Integration of Teepa Snow’s Positive Approach® to Care into Multidisciplinary Health Professions Courses
Repository Posting Date2018-05-31T19:25:05Z
Author DetailsPamela Thomas, MSN, RN, CCRN, e-mail:firstname.lastname@example.org; Katie Ehlman, Ph.D., CHES, HFA, e-mail: email@example.com; Jennifer Nunning, OTR, e-mail:firstname.lastname@example.org
Lead Author Sigma AffliationOmicron Psi
Level of EvidenceOther
KeywordsPositive approach; dementia; Adult experiential learning cycle; AELC; PAC; Teepa Snow; Alzheimer's Disease; care partnering
CINAHL HeadingsAlzheimer's Disease--Therapy; Multidisciplinary Care Team; Dementia--Therapy; Teaching Methods; Alzheimer's Disease
In 2015 over 46 million people worldwide were living with dementia; a number expected to affect 131.5 million people by 2050 (Alzheimer’s Association, 2015). Up to 90% of people living with dementia in health care settings experience symptoms of aggression, agitation, anxiety, sexual disinhibition, and wandering (Surr et al., 2016) and require staff knowledge and skill to be adequately cared for.
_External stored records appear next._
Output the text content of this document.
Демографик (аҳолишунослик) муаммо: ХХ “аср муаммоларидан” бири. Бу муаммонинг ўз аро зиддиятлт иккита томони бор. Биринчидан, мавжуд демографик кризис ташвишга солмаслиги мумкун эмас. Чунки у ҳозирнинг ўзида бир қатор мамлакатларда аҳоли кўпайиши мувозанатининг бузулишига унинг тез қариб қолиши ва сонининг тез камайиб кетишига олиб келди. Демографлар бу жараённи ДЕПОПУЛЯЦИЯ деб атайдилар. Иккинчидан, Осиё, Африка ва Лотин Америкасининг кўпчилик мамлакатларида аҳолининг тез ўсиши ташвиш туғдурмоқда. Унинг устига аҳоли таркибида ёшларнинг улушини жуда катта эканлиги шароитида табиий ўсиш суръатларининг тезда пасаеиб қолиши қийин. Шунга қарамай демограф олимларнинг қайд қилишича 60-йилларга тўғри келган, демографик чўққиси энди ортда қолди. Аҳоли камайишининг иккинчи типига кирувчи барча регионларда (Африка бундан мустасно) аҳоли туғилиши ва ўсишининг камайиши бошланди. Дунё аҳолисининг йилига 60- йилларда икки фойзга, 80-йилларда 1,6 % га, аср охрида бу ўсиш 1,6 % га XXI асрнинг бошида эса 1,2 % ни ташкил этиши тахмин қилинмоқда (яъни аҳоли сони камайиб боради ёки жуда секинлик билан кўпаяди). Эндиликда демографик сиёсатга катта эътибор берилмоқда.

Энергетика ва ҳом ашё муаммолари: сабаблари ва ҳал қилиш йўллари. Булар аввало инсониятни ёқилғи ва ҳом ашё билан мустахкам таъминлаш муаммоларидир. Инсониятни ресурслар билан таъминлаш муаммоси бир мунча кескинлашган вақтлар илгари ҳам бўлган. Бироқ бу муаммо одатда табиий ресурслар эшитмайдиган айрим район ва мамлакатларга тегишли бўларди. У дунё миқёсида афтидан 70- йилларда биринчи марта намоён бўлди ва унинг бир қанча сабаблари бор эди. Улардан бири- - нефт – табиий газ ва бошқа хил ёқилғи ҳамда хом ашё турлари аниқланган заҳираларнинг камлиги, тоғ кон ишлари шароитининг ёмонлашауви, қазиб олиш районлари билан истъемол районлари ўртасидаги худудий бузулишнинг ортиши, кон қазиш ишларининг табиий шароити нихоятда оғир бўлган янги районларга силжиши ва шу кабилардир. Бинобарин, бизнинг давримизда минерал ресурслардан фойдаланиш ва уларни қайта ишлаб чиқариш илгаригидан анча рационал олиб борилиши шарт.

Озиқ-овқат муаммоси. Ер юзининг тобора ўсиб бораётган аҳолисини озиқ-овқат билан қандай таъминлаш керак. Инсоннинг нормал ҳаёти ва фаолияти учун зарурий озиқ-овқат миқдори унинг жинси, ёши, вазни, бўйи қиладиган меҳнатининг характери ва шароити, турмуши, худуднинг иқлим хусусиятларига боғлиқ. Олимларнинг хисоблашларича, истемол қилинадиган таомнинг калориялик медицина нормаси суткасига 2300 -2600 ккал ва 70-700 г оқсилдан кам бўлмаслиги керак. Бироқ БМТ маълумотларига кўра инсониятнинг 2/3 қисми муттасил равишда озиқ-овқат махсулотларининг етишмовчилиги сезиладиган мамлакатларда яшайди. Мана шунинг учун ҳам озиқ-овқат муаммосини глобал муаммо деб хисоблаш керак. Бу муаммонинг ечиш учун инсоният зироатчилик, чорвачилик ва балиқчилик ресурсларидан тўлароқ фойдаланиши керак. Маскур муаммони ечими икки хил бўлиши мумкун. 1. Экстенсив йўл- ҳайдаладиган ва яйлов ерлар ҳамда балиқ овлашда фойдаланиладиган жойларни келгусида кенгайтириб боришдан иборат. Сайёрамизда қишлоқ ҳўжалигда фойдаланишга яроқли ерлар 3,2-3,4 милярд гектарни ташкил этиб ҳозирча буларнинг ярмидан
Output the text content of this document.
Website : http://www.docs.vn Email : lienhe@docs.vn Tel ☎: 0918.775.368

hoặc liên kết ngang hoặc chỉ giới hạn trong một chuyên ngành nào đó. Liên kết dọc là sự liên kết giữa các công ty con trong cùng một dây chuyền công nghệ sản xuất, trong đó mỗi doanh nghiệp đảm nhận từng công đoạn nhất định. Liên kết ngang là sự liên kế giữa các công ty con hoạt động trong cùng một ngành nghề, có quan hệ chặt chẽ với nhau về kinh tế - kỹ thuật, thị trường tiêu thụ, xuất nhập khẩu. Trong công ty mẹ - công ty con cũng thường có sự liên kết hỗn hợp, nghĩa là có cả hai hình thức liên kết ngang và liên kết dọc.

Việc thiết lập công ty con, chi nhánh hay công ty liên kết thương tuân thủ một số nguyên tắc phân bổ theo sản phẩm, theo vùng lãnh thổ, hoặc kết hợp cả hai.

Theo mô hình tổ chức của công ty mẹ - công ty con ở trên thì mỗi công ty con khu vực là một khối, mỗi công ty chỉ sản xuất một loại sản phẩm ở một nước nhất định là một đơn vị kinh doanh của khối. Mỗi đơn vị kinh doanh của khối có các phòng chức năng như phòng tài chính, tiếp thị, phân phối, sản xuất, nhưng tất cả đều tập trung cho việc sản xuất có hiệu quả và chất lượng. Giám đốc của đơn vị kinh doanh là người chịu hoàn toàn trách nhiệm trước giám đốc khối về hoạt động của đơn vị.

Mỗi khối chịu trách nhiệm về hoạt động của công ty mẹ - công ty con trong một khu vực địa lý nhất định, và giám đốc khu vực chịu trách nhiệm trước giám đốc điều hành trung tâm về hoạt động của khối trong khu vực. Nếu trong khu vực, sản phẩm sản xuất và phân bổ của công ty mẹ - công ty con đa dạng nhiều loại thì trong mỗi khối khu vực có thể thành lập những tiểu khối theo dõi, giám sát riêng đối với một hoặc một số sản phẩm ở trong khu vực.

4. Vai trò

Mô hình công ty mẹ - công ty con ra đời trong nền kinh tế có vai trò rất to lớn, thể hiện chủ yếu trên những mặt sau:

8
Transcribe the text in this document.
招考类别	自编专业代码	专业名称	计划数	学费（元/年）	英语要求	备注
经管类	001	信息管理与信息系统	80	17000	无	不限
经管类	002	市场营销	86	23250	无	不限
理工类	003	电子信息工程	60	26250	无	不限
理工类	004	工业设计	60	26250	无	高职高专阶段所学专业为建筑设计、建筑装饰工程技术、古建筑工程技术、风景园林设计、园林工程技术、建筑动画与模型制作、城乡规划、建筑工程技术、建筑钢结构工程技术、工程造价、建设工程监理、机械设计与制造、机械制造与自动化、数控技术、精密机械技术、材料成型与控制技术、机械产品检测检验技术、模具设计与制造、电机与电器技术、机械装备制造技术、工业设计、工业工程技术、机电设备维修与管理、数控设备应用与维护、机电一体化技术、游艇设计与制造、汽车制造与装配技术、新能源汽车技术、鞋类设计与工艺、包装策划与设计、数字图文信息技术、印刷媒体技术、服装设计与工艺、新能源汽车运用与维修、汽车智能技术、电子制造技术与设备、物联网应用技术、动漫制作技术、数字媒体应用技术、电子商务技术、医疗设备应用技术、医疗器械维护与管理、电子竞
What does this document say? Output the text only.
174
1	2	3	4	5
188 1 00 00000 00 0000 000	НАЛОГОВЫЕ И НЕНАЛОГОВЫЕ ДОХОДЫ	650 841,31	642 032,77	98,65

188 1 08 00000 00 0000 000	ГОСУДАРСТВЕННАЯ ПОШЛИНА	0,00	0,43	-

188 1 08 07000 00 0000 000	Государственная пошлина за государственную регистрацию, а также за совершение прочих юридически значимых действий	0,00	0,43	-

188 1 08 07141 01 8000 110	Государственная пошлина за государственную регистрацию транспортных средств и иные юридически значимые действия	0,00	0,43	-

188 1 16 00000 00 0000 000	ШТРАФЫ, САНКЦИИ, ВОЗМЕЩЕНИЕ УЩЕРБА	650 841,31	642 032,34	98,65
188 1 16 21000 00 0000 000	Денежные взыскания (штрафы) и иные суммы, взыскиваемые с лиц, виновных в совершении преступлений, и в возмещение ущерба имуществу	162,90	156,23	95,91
To improve knowledge and skills of undergraduate students in a college of nursing and health professions, three faculty members at a midsize university attended Teepa Snow’s Positive Approach® to Care (PAC) Certification course. Faculty achieved certification as PAC trainers or as a PAC coach. The PAC Certification course uses the train-thetrainer model to certify individuals as PAC Trainers and PAC Coaches to spread knowledge and learn techniques to care for persons living with dementia. Content in the PAC course focused on understanding dementia and developing positive communication and care partnering techniques to change the way caregivers approach and interact with persons living with dementia (PLWD). Faculty used the PAC curriculum to teach content to students from the disciplines of nursing, occupational therapy assistant (OTA), gerontology, and dental hygiene as an innovative way to address challenges future healthcare professionals will face in caring for PLWD. The content on dementia knowledge, communication and care partnering techniques met curriculum and course objectives for student learning. Faculty used the Adult Experiential Learning Cycle (AELC) approach to teaching content and care partnering activities (Kolb, 1984). The AELC approach included engaging students in an “experience,” sharing or reflecting about the experience, processing how the activity felt by the students, generalizing about the activity, and discussion regarding application in various healthcare settings for PLWD. Specifically PAC certified faculty integrated the Positive Physical Approach™ (PPA) and hand-under-hand™ interventions into course content. Healthcare providers need knowledge of neurological brain change when working with PLWD and skills to provide care while recognizing and adapting to the changing brain. Faculty were able to integrate the content into undergraduate health professions courses using key components of the PAC curriculum.